Auf diese Gnade Gottes, auf dieses Geschenk eines immer wieder neuen Anfangs hat der unverbesserliche und in der Tiefe seines Herzens egoistische Mensch kein Anrecht. Es wäre zu billig und vordergründig, wenn man sagen würde, das Opfer des Noah hätte Gott umgestimmt. Da ist das Alte und das Neue Testament sehr deutlich in seinem Urteil: „Ich habe Wohlgefallen an Barmherzigkeit und nicht am Opfer.“ lässt Gott den Propheten Hosea sagen (Hos 6,6), und Jesus wiederholt es noch einmal (Mt 9,13)
Eine souveräne und freiwillige Entscheidung Gottes ist es. Er findet sich mit der Bosheit der Menschen nicht einfach ab, aber er erträgt sie. Oder besser: Er erträgt uns Menschen mitsamt unserer Bosheit.

Die Unverbesserlichen

Aber entscheidend wird es erst, wenn ich statt „der Mensch“ einmal „ich“ sage: Ich bin nach Gottes Urteil von Grund auf böse. Ich bin dieser Egoist. Und Gott bleibt mir trotzdem gnädig. Mich unverbesserlichen Menschen will Gott nicht durch Strafen, sondern durch Liebe auf einen neuen Weg bringen. Mir gibt Gott Tag für Tag nach meinen eigenen Katastrophen die Chance zu einem Neuanfang.
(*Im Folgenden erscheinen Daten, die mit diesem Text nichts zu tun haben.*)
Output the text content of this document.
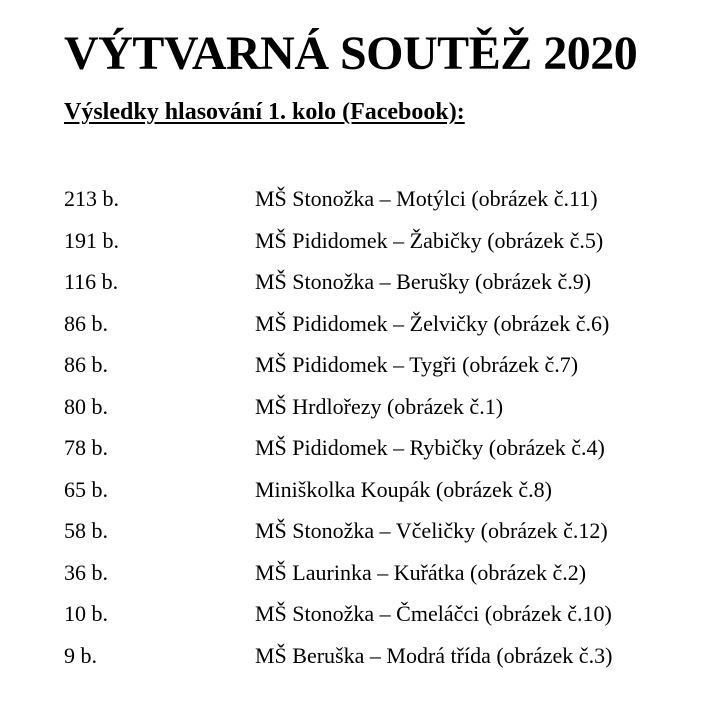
VÝTVARNÁ SOUTĚŽ 2020
Výsledky hlasování 1. kolo (Facebook):
213 b.	MŠ Stonožka – Motýlci (obrázek č.11)
191 b.	MŠ Pididomek – Žabičky (obrázek č.5)
116 b.	MŠ Stonožka – Berušky (obrázek č.9)
86 b.	MŠ Pididomek – Želvičky (obrázek č.6)
86 b.	MŠ Pididomek – Tygři (obrázek č.7)
80 b.	MŠ Hrdlořezy (obrázek č.1)
78 b.	MŠ Pididomek – Rybičky (obrázek č.4)
65 b.	Miniškolka Koupák (obrázek č.8)
58 b.	MŠ Stonožka – Včeličky (obrázek č.12)
36 b.	MŠ Laurinka – Kuřátka (obrázek č.2)
10 b.	MŠ Stonožka – Čmeláčci (obrázek č.10)
9 b.	MŠ Beruška – Modrá třída (obrázek č.3)
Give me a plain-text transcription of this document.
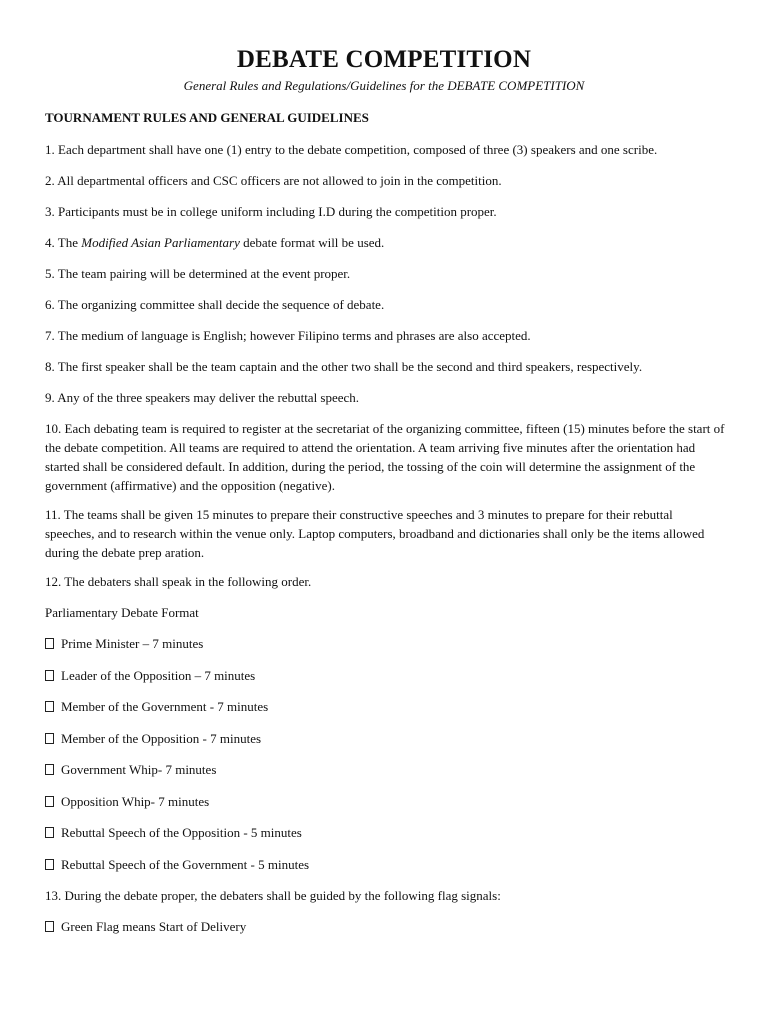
DEBATE COMPETITION
General Rules and Regulations/Guidelines for the DEBATE COMPETITION
TOURNAMENT RULES AND GENERAL GUIDELINES

1. Each department shall have one (1) entry to the debate competition, composed of three (3) speakers and one scribe.

2. All departmental officers and CSC officers are not allowed to join in the competition.

3. Participants must be in college uniform including I.D during the competition proper.

4. The Modified Asian Parliamentary debate format will be used.

5. The team pairing will be determined at the event proper.

6. The organizing committee shall decide the sequence of debate.

7. The medium of language is English; however Filipino terms and phrases are also accepted.

8. The first speaker shall be the team captain and the other two shall be the second and third speakers, respectively.

9. Any of the three speakers may deliver the rebuttal speech.

10. Each debating team is required to register at the secretariat of the organizing committee, fifteen (15) minutes before the start of the debate competition. All teams are required to attend the orientation. A team arriving five minutes after the orientation had started shall be considered default. In addition, during the period, the tossing of the coin will determine the assignment of the government (affirmative) and the opposition (negative).

11. The teams shall be given 15 minutes to prepare their constructive speeches and 3 minutes to prepare for their rebuttal speeches, and to research within the venue only. Laptop computers, broadband and dictionaries shall only be the items allowed during the debate prep aration.

12. The debaters shall speak in the following order.

Parliamentary Debate Format

Prime Minister – 7 minutes
Leader of the Opposition – 7 minutes
Member of the Government - 7 minutes
Member of the Opposition - 7 minutes
Government Whip- 7 minutes
Opposition Whip- 7 minutes
Rebuttal Speech of the Opposition - 5 minutes
Rebuttal Speech of the Government - 5 minutes

13. During the debate proper, the debaters shall be guided by the following flag signals:

Green Flag means Start of Delivery
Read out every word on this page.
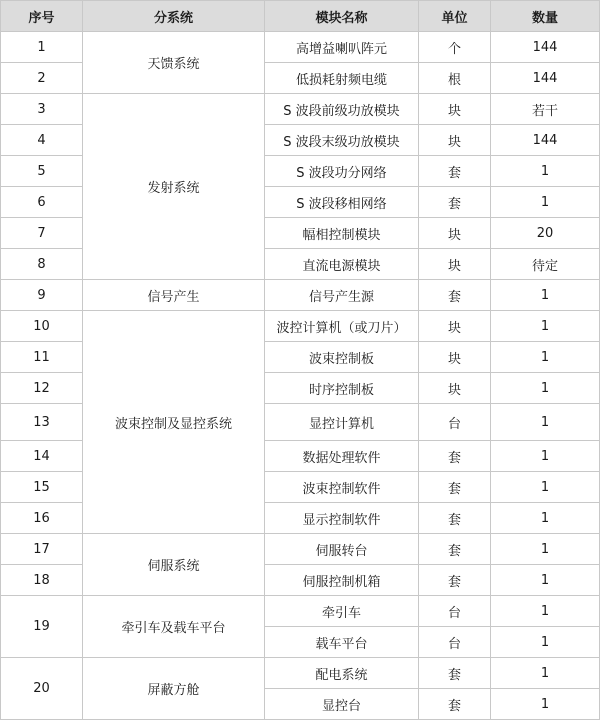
序号	分系统	模块名称	单位	数量
1	天馈系统	高增益喇叭阵元	个	144
2		低损耗射频电缆	根	144
3	发射系统	S 波段前级功放模块	块	若干
4		S 波段末级功放模块	块	144
5		S 波段功分网络	套	1
6		S 波段移相网络	套	1
7		幅相控制模块	块	20
8		直流电源模块	块	待定
9	信号产生	信号产生源	套	1
10	波束控制及显控系统	波控计算机（或刀片）	块	1
11		波束控制板	块	1
12		时序控制板	块	1
13		显控计算机	台	1
14		数据处理软件	套	1
15		波束控制软件	套	1
16		显示控制软件	套	1
17	伺服系统	伺服转台	套	1
18		伺服控制机箱	套	1
19	牵引车及载车平台	牵引车	台	1
		载车平台	台	1
20	屏蔽方舱	配电系统	套	1
		显控台	套	1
Diese Geschichte nimmt bei der Frage „Ist der Mensch nun von Grund auf gut und wird nur durch die Verhältnisse verdorben, oder ist er von Grund auf böse?“ eine Art Mittelstellung ein: „Und siehe, es war sehr gut.“ heißt es am Ende der Schöpfung. Und dann doch: Der Mensch ist böse von Jugend auf.
Aber was bedeutet es nun: Ich bin von Jugend auf, von Grund auf böse?

Was ist Sünde?

Heißt das, wir sind den ganzen Tag über nur liederliche und verbrecherische Subjekte? Nein. Beim Wort Sünde müssen wir unterscheiden zwischen der inneren Haltung tief in uns drinnen und dem, was dann daraus wird. Wir müssen entscheiden zwischen der Grundhaltung und den einzelnen Taten. Manche Theologen fassen das in die Worte: Grund- und Tatsünde:
Die Grundsünde, das ist der Egoismus, der ganz tief in mir drin steckt und sich immer wieder einmal Bahn bricht. Grundsünde, das ist das heimliche: „Erst komme ich und dann die anderen.“ Grundsünde, das ist das Lebenwollen, als ob es Gott nicht gäbe. Die perfide Frage der Schlange: „Will dir Gott vielleicht eifersüchtig etwas vorenthalten durch die Grenze, die er dir setzt?“ Das steckt nach der Bibel unausrottbar in jedem von uns, unausrottbar auch in den Christen.
Ob und wann aus dieser meiner Grundsünde dann auch eine Tat wird, da habe ich als Mensch, dem Gott einen freien Willen zum Tun und zum Lassen gegeben hat, meine Verantwortung, die mir niemand abnehmen kann.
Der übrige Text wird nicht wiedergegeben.